条件:相手からダメージを受けることなく勝利する。

「要は殴られないで勝てってこと?」
「うん、一度も殴られたり、投げられたり、極められたり、転ばされたりしないこと、それが完勝なんだな」
「相手に腕を掴まれたり、髪をごっそり抜けない程度にひっぱられる程度なら問題ない、バステもかけられただけなら完勝は崩れない、ダメージに繋がらなければね」
「自身の技によって発生したダメージも問題ないんだな。相手は凄く痛いけど、自分もちょっと痛いみたいな技とか、飛び技での自爆はOKなんだな」
「相手を研究し、繰り出してくる攻撃を予想して、いかに避けるか、さばくか、受けるかで成否が決まるのさ」
「受けてもいいの?」
「ノーダメージならね、打ち身や出血レベルだとアウトだな」
 なお、傷つくことを恐れて守りに入りすぎると勝てない事は過去試合で実証済である。 試合自体も膠着しがちで興行失敗に繋がりかねない、そこは注意しよう。
「防御系スキルで受けてノーダメージというのはOK。 むしろ殴ったほうの手が痛ければ、殴った側のダメージとして完勝を崩せるんだな」
 なお、微妙な場合はレフリー判定になる。
「それってどのくらい難しいの?」
「今回の条件にあてはまる完勝試合は、NBD開幕戦からの全三十五試合中、五試合あった」
「難しいけど諦めのきく確率じゃない、というところなのだわね」
 今回、成功しうるのは数字的に見れば一人いるかいないかだろう。 逆に言えば完勝をなせば上位をごぼう抜きに出来る可能性も高いということである。

●完勝で得られるポイント
「これを見てくれたまえ」
 ホセが出したのは、闘王編のポイント獲得表だった。

完勝(ダメージを受けずに勝利)……28P
通常勝利(ダメージを受けた上での勝利)……14P

 14Pや28Pという数字には理由がある。 以下に説明するような意図で運営部が決定したものなのである。

「現在一位の選手は、次の試合で勝ちさえすれば五位以下の選手には決して出し抜かれないように設定してある。 通常勝利さえすれば二位から四位の選手が完勝しない限りは優勝なんだな」
「二位の選手は自分が通常勝利した上で一位の選手が負けてくれれば優勝の可能性大だ」

「三位から四位の選手も上位選手が負けて自分が通常勝利するという状況で優勝。 仮に上位二名が通常勝利しても自分が完勝すれば自力優勝の可能性は高いんだな」
「今までの試合で安定感を見せてくれた四位までの選手は、優勝の期待大だし“闘王”なら通常勝利でもすんなりなれる可能性が高い」
 四位までの選手は実力十分にして伯仲。 四闘王の最有力候補だ。

 他の選手が上位選手を上回るには底力を見せねばならない。
「五位、六位の選手の自力優勝は上位選手の欠場という事態を除けば、ない。 優勝を狙う場合は完勝をした上で、他の上位選手の試合結果を待つ、という流れとなる。 “闘王”には普通に勝つだけでも届く可能性がある」
 五位、六位は順位的にも真ん中、優勝戦線のボーダーラインにいる。 優勝には自分の力だけではなく運も必要になる。

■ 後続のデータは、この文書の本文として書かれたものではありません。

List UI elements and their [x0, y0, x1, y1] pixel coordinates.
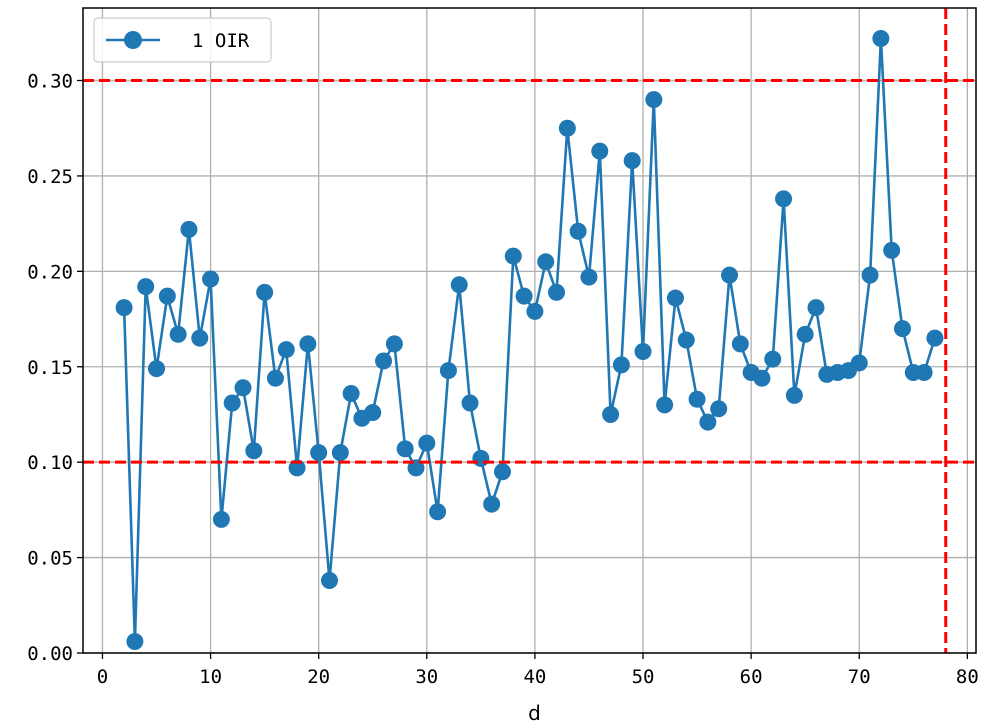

「そして八位以下の選手には残念ながら優勝のチャンスはもうない。 だが、現在8P以上所持している選手なら、完勝することで数字上は“闘王”の可能性がある。 現在10Pも所持していれば実現性も見えてくる」
 怒涛編参加の十人はすべて10P以上を所持している。 目的地の選択幅と、そこへ至るまでの勾配のきつさに違いはあるとはいえチャンスはあるのだ。

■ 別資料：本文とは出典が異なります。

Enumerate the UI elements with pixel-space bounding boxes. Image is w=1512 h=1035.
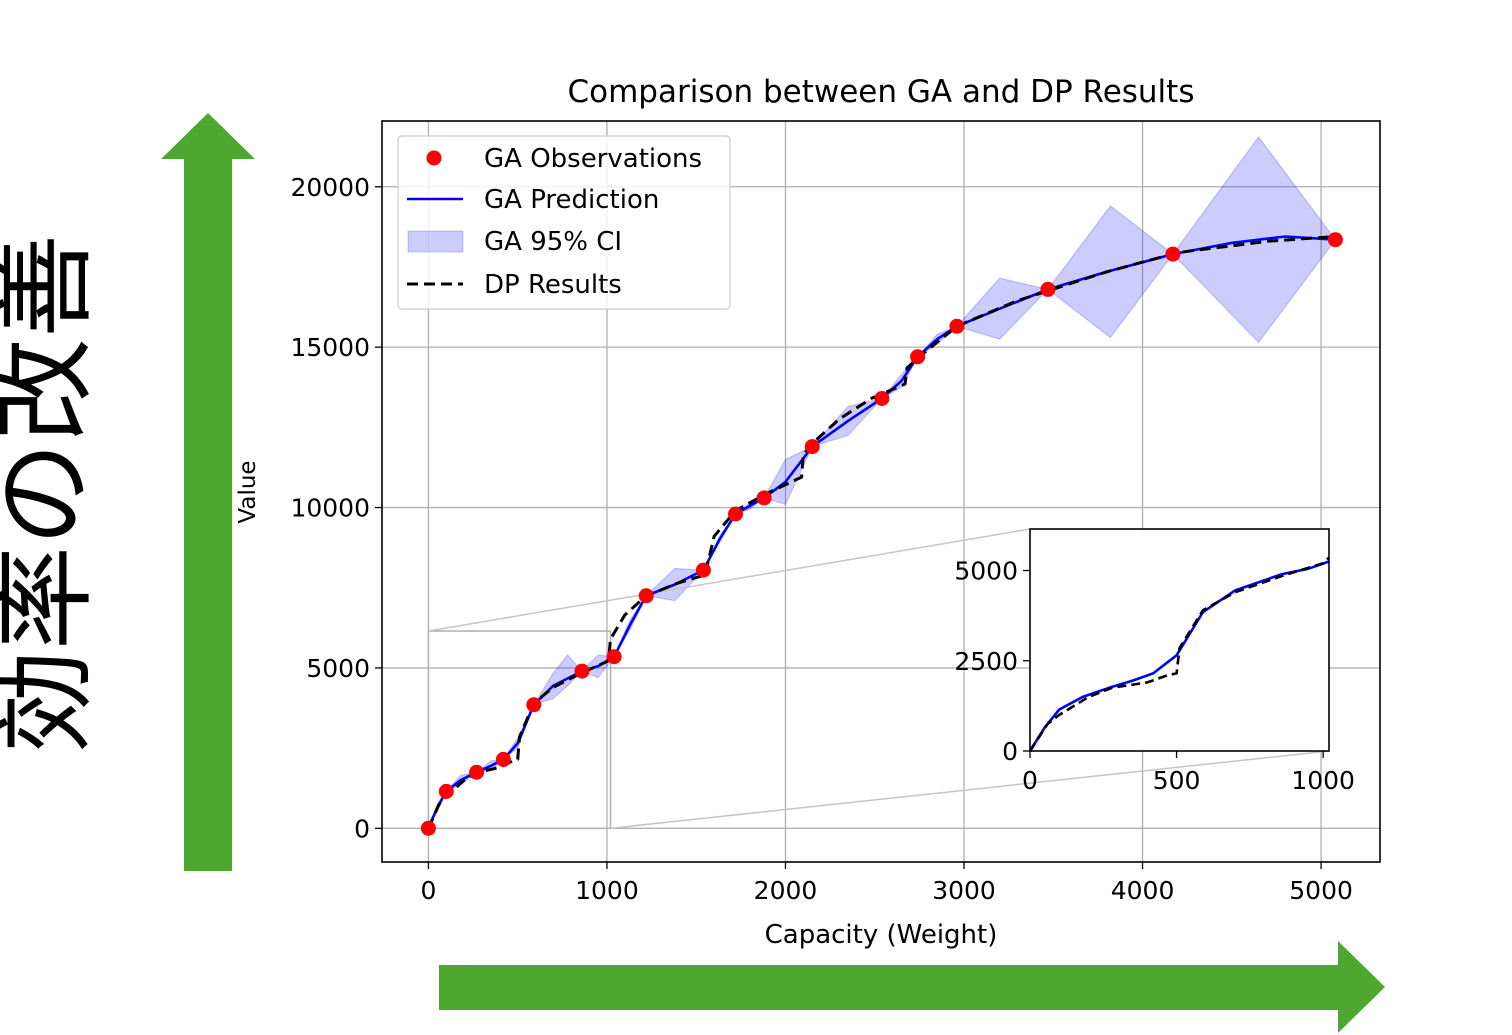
inset-y-tick-label: 5000 bbox=[954, 557, 1018, 586]
ga-observation-point bbox=[728, 506, 743, 522]
ga-observation-point bbox=[495, 751, 511, 767]
ga-observation-point bbox=[949, 318, 965, 334]
ga-observation-point bbox=[526, 697, 542, 713]
zoom-connector-top bbox=[428, 528, 1031, 632]
inset-x-tick-label: 0 bbox=[1022, 766, 1038, 795]
main-observations-group bbox=[420, 232, 1343, 836]
x-tick-label: 3000 bbox=[932, 876, 996, 905]
legend-observations-marker bbox=[426, 150, 442, 166]
ga-observation-point bbox=[438, 783, 454, 799]
legend-observations-label: GA Observations bbox=[484, 144, 702, 174]
x-tick-label: 2000 bbox=[754, 876, 818, 905]
ga-observation-point bbox=[606, 649, 622, 665]
inset-y-tick-label: 2500 bbox=[954, 647, 1018, 676]
legend-prediction-label: GA Prediction bbox=[484, 185, 659, 215]
ga-observation-point bbox=[1327, 232, 1343, 248]
y-tick-label: 10000 bbox=[290, 494, 370, 523]
inset-plot-area bbox=[1030, 529, 1329, 751]
ga-observation-point bbox=[804, 439, 820, 455]
y-tick-label: 15000 bbox=[290, 333, 370, 362]
legend-dp-label: DP Results bbox=[484, 270, 622, 300]
legend-ci-swatch bbox=[407, 230, 464, 253]
ga-observation-point bbox=[469, 764, 485, 780]
ga-observation-point bbox=[874, 391, 890, 406]
inset-lines-group bbox=[1028, 556, 1330, 752]
y-tick-label: 5000 bbox=[306, 654, 370, 683]
ga-observation-point bbox=[420, 820, 436, 836]
ga-observation-point bbox=[574, 663, 590, 679]
main-plot-frame bbox=[381, 120, 1381, 863]
ga-observation-point bbox=[695, 562, 711, 578]
legend: GA Observations GA Prediction GA 95% CI … bbox=[397, 135, 731, 310]
horizontal-green-arrow bbox=[439, 941, 1385, 1033]
x-tick-label: 4000 bbox=[1111, 876, 1175, 905]
legend-box bbox=[397, 135, 731, 310]
inset-dp-results-line bbox=[1028, 556, 1330, 752]
zoom-connector-group bbox=[427, 528, 1330, 830]
ga-observation-point bbox=[1040, 281, 1056, 297]
legend-ci-label: GA 95% CI bbox=[484, 227, 622, 257]
x-axis-label: Capacity (Weight) bbox=[765, 920, 998, 950]
ga-observation-point bbox=[756, 490, 772, 506]
inset-ticks-group: 0 500 1000 0 2500 5000 bbox=[954, 557, 1355, 795]
inset-x-tick-label: 1000 bbox=[1291, 766, 1355, 795]
main-ticks-group: 0 1000 2000 3000 4000 50000500010000150002000… bbox=[290, 173, 1352, 905]
x-tick-label: 1000 bbox=[575, 876, 639, 905]
zoom-connector-bottom bbox=[610, 750, 1330, 830]
zoom-box bbox=[427, 630, 612, 830]
x-tick-label: 0 bbox=[420, 876, 436, 905]
inset-plot-frame bbox=[1029, 528, 1330, 752]
ga-observation-point bbox=[910, 349, 926, 365]
ga-observation-point bbox=[1165, 246, 1181, 262]
chart-title: Comparison between GA and DP Results bbox=[568, 74, 1195, 110]
inset-x-tick-label: 500 bbox=[1153, 766, 1201, 795]
y-tick-label: 0 bbox=[354, 814, 370, 843]
y-axis-label: Value bbox=[235, 460, 261, 523]
ga-observation-point bbox=[638, 588, 654, 604]
inset-ga-prediction-line bbox=[1028, 560, 1330, 752]
y-tick-label: 20000 bbox=[290, 173, 370, 202]
inset-y-tick-label: 0 bbox=[1002, 737, 1018, 766]
x-tick-label: 5000 bbox=[1289, 876, 1353, 905]
vertical-green-arrow bbox=[161, 113, 255, 871]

「現在所持が7P以下の選手が出場した場合は、四闘王になれる可能性はないのだわ?」
「残念だがない。 仮に完勝したとしても、一戦だけの快挙で王になるのは勝利を積み重ねてきた他の選手や、観客への説得力を欠く。 今回は王を目指すものの壁としての役割を務めるか、次回大会のための布石という形になる。 ただ、我ら運営部としては新規参加や復帰は大歓迎だよ」

●ベストマッチング
「興行としてはマッチングが重要になってくるんだな、優勝や闘王の座争い、下剋上の可能性、あるいは過去大会やNBDでの因縁、異種格闘技や同格闘技内での最強争い。 全試合になにかしらセールスポイントを打ち出せると最高なんだな」
「決戦だけあって期待値もあがりきっているからね。 観客目線で焦点のぼけたマッチングが二試合もあるようだと普通の反応しか得られないよ」
「興行用に今から作る手もあるんだな、戦う理由が面白いのはタイトル争い以上の大正義なんだな」
 自分なりのベストマッチングを考え、提案。 しっかりと話し合ってほしい。
 タッグ以外の本戦試合で対戦済相手とは、もう対戦出来ない事も忘れずに!
 なお今回NBDマガジンはない。 わからない事がある人は前号を再読。
 ファンをわくわくさせる試合を、一戦でも多く見せてくれることを期待する!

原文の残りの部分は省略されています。